Analysis: Putin's ambitions in Europe
By Robin Oakley, CNN European Political Editor
LONDON, England (CNN) -- Russian President Vladimir Putin stressed on a visit to the German parliament last week that the Cold War was over.
Speaking in the fluent German he learned as a spymaster in the old East Germany, he said Russia and its European neighbours had to learn a new language of trust.
In March, Russia's president was chumming up with European Union leaders at their Stockholm summit. This week, fully enlisted in the anti-terrorism coalition, he is in Brussels for two more days of meetings with senior EU figures.
Under Boris Yeltsin, Russia's relationship with the EU marked time. But its leaders have no doubt now that Putin wants Russia to be a player on the European stage, and Moscow-watchers agree.
Daphne Ter-Sakarain, Eastern Europe analyst for the Economist Intelligence Unit, says: "I do think that Putin's aim has always been to return Russia to Europe, if you like.
"I mean throughout Russian history there is this tension -- Eurasia, are we Asians, are we Europeans. Maybe because Putin comes from St. Petersburg he has always definitely wanted to return Russia to where the action is."
On Wednesday Putin will meet NATO Secretary-General George Robertson.
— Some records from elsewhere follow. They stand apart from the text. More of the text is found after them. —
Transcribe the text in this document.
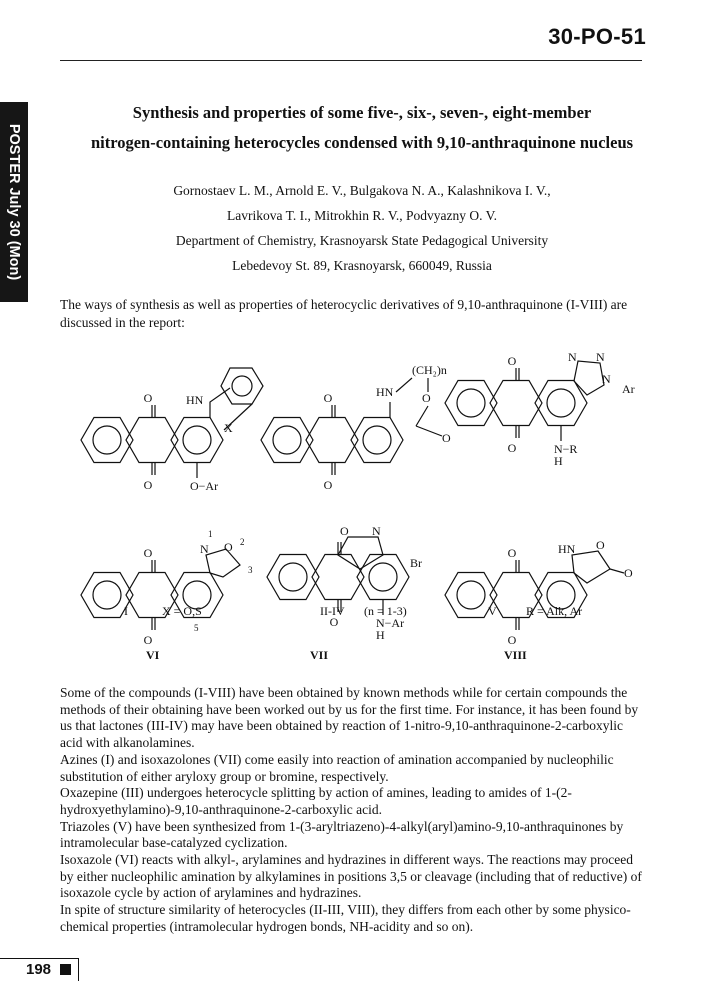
30-PO-51
POSTER July 30 (Mon)
Synthesis and properties of some five-, six-, seven-, eight-member
nitrogen-containing heterocycles condensed with 9,10-anthraquinone nucleus
Gornostaev L. M., Arnold E. V., Bulgakova N. A., Kalashnikova I. V.,
Lavrikova T. I., Mitrokhin R. V., Podvyazny O. V.
Department of Chemistry, Krasnoyarsk State Pedagogical University
Lebedevoy St. 89, Krasnoyarsk, 660049, Russia

The ways of synthesis as well as properties of heterocyclic derivatives of 9,10-anthraquinone (I-VIII) are discussed in the report:

O
O
HN
X
O−Ar
I	X = O,S
O
O
HN
(CH₂)n
O
O
II-IV (n = 1-3)
O
O
N N
N
Ar
N−R
H
V R = Alk, Ar
O
O
N O
1
2
3
5
VI
O
O N
Br
N−Ar
H
VII
O
O
HN O
O
VIII

Some of the compounds (I-VIII) have been obtained by known methods while for certain compounds the methods of their obtaining have been worked out by us for the first time. For instance, it has been found by us that lactones (III-IV) may have been obtained by reaction of 1-nitro-9,10-anthraquinone-2-carboxylic acid with alkanolamines.

Azines (I) and isoxazolones (VII) come easily into reaction of amination accompanied by nucleophilic substitution of either aryloxy group or bromine, respectively.

Oxazepine (III) undergoes heterocycle splitting by action of amines, leading to amides of 1-(2-hydroxyethylamino)-9,10-anthraquinone-2-carboxylic acid.

Triazoles (V) have been synthesized from 1-(3-aryltriazeno)-4-alkyl(aryl)amino-9,10-anthraquinones by intramolecular base-catalyzed cyclization.

Isoxazole (VI) reacts with alkyl-, arylamines and hydrazines in different ways. The reactions may proceed by either nucleophilic amination by alkylamines in positions 3,5 or cleavage (including that of reductive) of isoxazole cycle by action of arylamines and hydrazines.

In spite of structure similarity of heterocycles (II-III, VIII), they differs from each other by some physico-chemical properties (intramolecular hydrogen bonds, NH-acidity and so on).

198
On the Russian leader's visit to Germany, Chancellor Gerhard Schoeder said his country would not stand in the way of eventual Russian admission to NATO, a move which many would have regarded as unthinkable two years ago.
Could Russia ever join the 19-nation alliance it used to stand against? Some senior figures doubt it.
Douglas Hurd, former British foreign secretary, said: "I think that's a step too far. I'm not quite sure what NATO would then mean.
"I'm pretty sure too that the Czechs and Hungarians and Poles joined NATO last year because they needed to feel some security, probably against a conceivable Russian threat again. I don't think we'll see it.
"But I welcome the idea of a Russia less hostile, listening a bit more and not being surprised by what we do."
The reverses it has suffered in Chechnya have helped make Russia a partner in the coalition against terrorism. And the events of September 11 have made others more receptive to a new degree of partnership.
In the end it is unlikely that Russia will join NATO. That would change the whole nature of the Alliance. Nor could the EU cope with enlarging to include a country as big as Russia.
But both sides see an advantage in getting closer. Russia wants a bigger say on the world stage. And EU leaders want the giant to their east to remain a friendly giant.